シリア中部のパルミラ郊外で7月8日、ロシア軍のヘリがIS(イスラム国)に撃墜され、搭乗していたロシア軍兵士2人が死亡した。ロシア国防省が9日、発表した。アラブ首長国連邦ドバイの衛星テレビ局「アル・アラビーヤ」などが報じた。
ロシア軍の「ミル24」ヘリは、IS戦闘員を空爆するようシリア軍からの申し出を受け現地に向かい、弾薬が尽きて現場からヘリが離れた時に撃墜されたという。
ロシアの「ミル24」ヘリ
パルミラ遺跡はシリアの首都ダマスカスの北東約230キロ、シリア砂漠の中央にあるローマ帝国時代の都市遺跡。凱旋門、列柱付きの大通り、コリント式の円柱に囲まれたベル神殿、半円形のローマ劇場、公共浴場、墓地の谷などがある。2011年の民主化運動「アラブの春」以降シリアの治安が悪化し、墓の盗掘などが確認され、2013年に危機遺産リストに記載された。
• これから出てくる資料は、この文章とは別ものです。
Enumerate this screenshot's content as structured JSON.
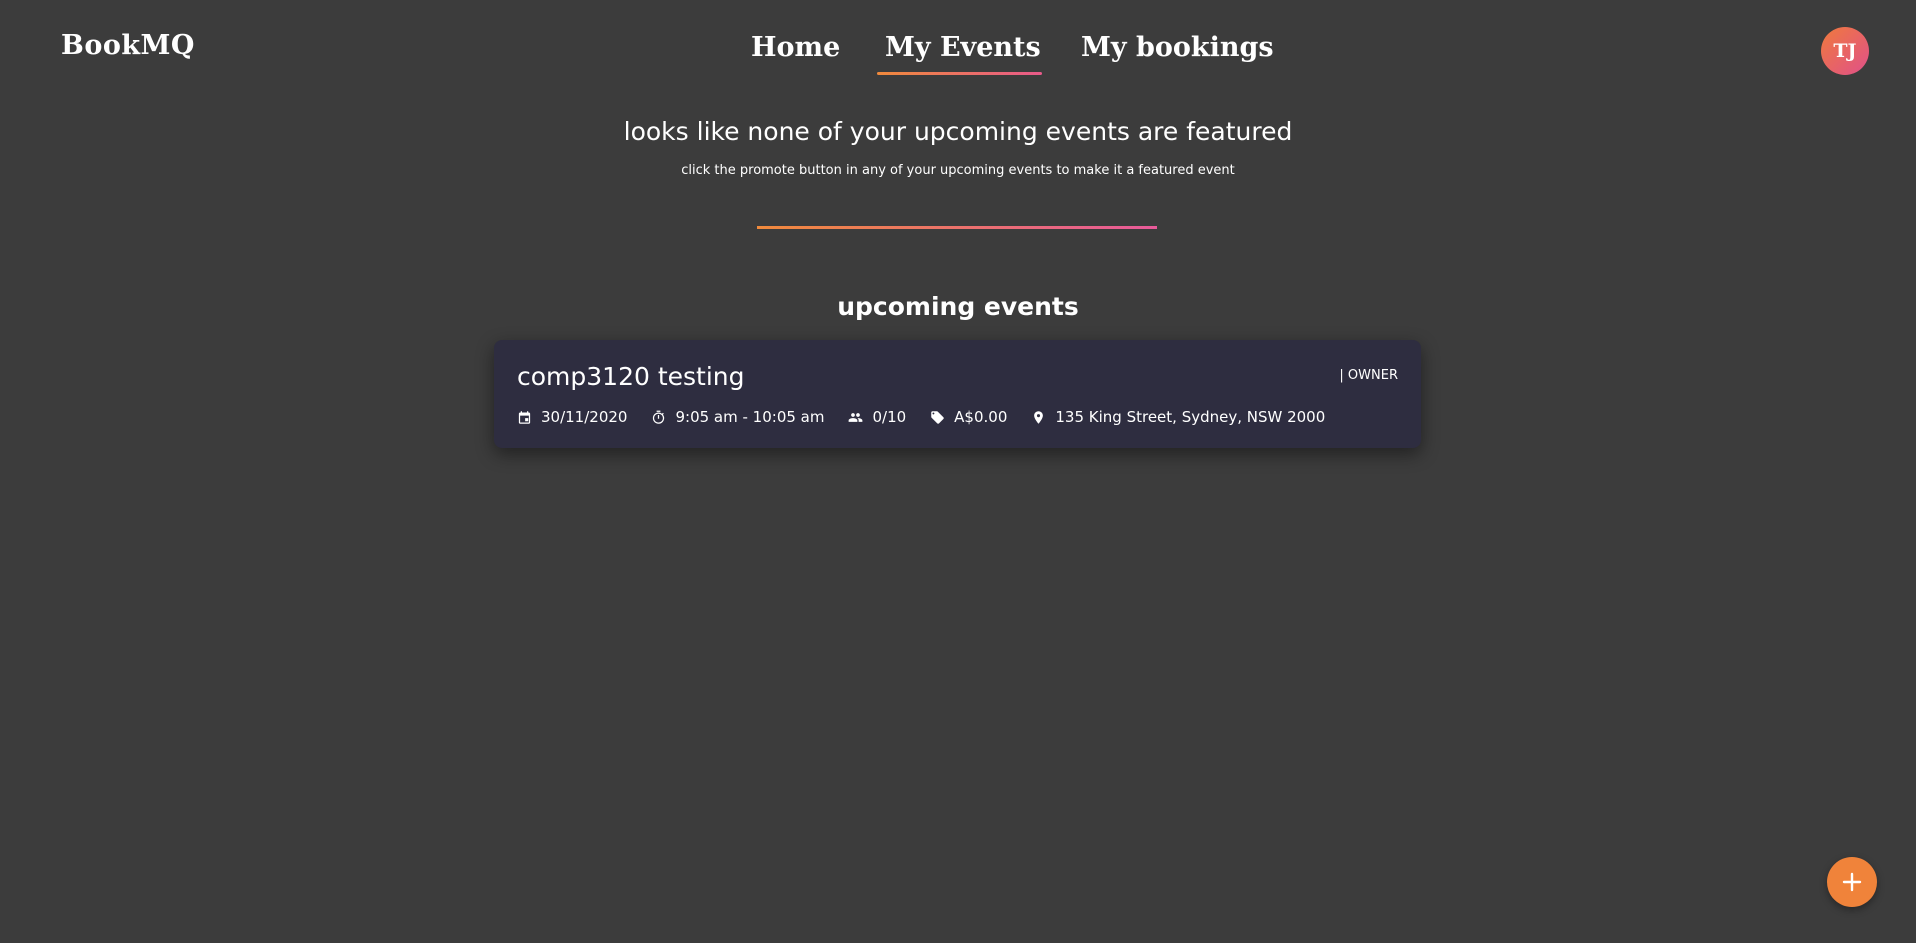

2015年5月にはISが侵攻して制圧し、遺跡の石像を破壊し、女性や子供を含む400人を殺害した。8月18日には遺跡の管理責任者だった考古学者のハリド・アサド氏を斬首して処刑していた。
シリア軍は2016年3月27日、ISの支配下に置かれていたパルミアを奪還した。